Updated July 10, 2020:

Does Florida allow domestication of LLC? This is a question for those owning an LLC and planning a move to Florida. Domesticating your LLC means changing its location. If your new state allows it, it is a convenient option with many benefits to your business.

Flexibility is probably one reason you set up your business as an LLC in the first place. An LLC is a business structure that gives you relative freedom to decide how to best organize your company. So if you are moving your LLC out of state, you are likely looking for a flexible, convenient way to do so. Domestication may be the answer.

Why Domesticate an LLC?

There are benefits of domesticating your LLC, as opposed to dissolving it and creating a new LLC in your new state.

Domesticating your LLC — an option allowed in many states, including Florida — makes it easier to keep your existing business relationships. That's because you won't have to renegotiate or amend your contracts.

It also makes it easier to get loans and lines of credit in your new state: rather than building new credit history from scratch, you can retain the age and business credit history you've worked hard to build in your original LLC.

Is Domestication the Right Option for You?

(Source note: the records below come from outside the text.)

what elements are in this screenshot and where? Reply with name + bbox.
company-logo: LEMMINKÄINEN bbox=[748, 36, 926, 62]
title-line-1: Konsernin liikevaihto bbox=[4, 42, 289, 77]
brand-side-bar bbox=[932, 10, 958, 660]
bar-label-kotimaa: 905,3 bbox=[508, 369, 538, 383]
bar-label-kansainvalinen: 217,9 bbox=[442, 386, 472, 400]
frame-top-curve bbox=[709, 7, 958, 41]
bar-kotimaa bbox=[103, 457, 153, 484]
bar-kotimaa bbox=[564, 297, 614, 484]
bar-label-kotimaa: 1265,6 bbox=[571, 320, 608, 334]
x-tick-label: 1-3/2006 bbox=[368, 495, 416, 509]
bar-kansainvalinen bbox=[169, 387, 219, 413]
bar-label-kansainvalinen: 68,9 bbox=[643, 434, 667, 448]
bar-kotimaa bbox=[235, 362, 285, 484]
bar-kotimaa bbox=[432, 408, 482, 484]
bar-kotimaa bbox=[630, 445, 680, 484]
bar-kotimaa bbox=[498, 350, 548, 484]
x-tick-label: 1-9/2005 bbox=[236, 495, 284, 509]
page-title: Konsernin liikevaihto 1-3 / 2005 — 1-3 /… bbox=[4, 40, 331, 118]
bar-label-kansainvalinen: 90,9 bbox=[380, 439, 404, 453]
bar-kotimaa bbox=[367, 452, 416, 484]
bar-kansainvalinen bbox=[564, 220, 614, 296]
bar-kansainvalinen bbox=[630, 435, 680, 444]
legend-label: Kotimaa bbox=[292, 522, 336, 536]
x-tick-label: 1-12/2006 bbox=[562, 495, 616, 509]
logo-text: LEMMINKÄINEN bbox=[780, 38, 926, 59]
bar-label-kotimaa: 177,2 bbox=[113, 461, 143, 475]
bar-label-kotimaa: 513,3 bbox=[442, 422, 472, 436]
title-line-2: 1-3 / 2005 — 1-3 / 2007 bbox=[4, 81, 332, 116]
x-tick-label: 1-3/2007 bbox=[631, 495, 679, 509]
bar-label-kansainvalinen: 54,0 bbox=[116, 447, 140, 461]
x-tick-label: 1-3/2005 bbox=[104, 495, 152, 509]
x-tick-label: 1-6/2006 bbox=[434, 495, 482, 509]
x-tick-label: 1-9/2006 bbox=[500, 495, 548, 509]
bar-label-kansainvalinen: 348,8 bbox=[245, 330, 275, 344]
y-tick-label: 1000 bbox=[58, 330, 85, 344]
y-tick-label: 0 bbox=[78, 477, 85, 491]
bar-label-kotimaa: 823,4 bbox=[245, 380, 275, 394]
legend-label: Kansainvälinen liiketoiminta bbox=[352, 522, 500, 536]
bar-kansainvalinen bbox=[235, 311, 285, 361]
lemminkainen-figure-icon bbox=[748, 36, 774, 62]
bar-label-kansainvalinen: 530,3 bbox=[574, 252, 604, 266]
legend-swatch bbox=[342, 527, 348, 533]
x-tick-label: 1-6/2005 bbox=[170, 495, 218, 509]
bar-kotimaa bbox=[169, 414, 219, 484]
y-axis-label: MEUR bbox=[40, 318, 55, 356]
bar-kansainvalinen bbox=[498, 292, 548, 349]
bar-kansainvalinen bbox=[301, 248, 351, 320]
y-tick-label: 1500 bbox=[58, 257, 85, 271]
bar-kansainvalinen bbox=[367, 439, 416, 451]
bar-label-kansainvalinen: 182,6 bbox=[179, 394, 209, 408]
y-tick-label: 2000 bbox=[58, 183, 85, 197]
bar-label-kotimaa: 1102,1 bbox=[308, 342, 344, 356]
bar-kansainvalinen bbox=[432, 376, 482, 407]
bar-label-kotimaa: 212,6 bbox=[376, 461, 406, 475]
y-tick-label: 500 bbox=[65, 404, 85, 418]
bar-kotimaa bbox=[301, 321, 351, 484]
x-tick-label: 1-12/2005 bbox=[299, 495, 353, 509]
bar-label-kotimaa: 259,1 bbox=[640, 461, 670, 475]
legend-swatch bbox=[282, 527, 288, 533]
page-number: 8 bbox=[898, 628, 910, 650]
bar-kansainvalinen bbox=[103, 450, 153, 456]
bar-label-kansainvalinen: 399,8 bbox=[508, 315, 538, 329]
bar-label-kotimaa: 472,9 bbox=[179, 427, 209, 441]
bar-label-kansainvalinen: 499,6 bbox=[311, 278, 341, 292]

If your state allows domestication and you're wondering if it is your best option, think about where you'll do business after you move:

  • If you'll still do business in your old state, you may want to keep your LLC based in that state. (Many states permit LLC members to reside outside the state where the LLC is registered.)
  • If you only plan to do business in your new state, you can either dissolve your old LLC and create a new one or domesticate your original LLC in your new state.
  • If you plan to do business in multiple states, you'll need to have your LLC registered everywhere you do business. Register as a foreign entity in all states where you plan to conduct business outside the state where your LLC is based.

How to Domesticate Your LLC

To domesticate your LLC, the state business entity registration agency in your new state will need an articles of domestication. Within this document will be a plan of domestication, where you typically will:

  • note the new LLC jurisdiction
  • outline any changes to your business's articles of organization
  • define how you will transfer ownership interest from your original LLC to your domesticated LLC.

You may also need to give your state a certificate of good standing and a $30 to $50 fee, depending on state requirements.

Next, you'll need to:

  • provide the IRS with Form 8832 and indicate that your LLC has been domesticated
  • register with your new state's tax collection agency
  • pay sales tax in your new state (if your LLC is a service or retail sales company).

If you need help with domestication of an LLC, you can post your legal need on UpCounsel's marketplace. UpCounsel accepts only the top 5 percent of lawyers to its site. Lawyers on UpCounsel come from law schools such as Harvard Law and Yale Law and average 14 years of legal experience, including work with or on behalf of companies like Google, Menlo Ventures, and Airbnb.

What If Your State Doesn't Allow Domestication?

If either your home state or the new state doesn't offer domestication, you can dissolve your old LLC and create a new one in your new state.

You'll need a business attorney to help you because it can get complicated. The process involves things like liquidation, merging, and transferring membership interests from one LLC to another.

What to Do After the Move

Remember to review any vendor and partner contracts you've signed in your LLC's old name. Its official name includes the state where it was formed (so the full name of XYZ, LLC formed in Ohio would be "XYZ, LLC, an Ohio Limited Liability Company"). Therefore, moving to a new state will change your LLC's full name—and you'll need to make sure all your contracts reflect the new full name.

Finally, don't forget to inform your customers of the move — even if you're primarily an online business. It's in your best interest to make sure they hear about it from you first. Tell your customers why you moved your business and reassure them that the move won't affect them. Or, if there will be a positive impact on them, let them know the benefits they'll enjoy.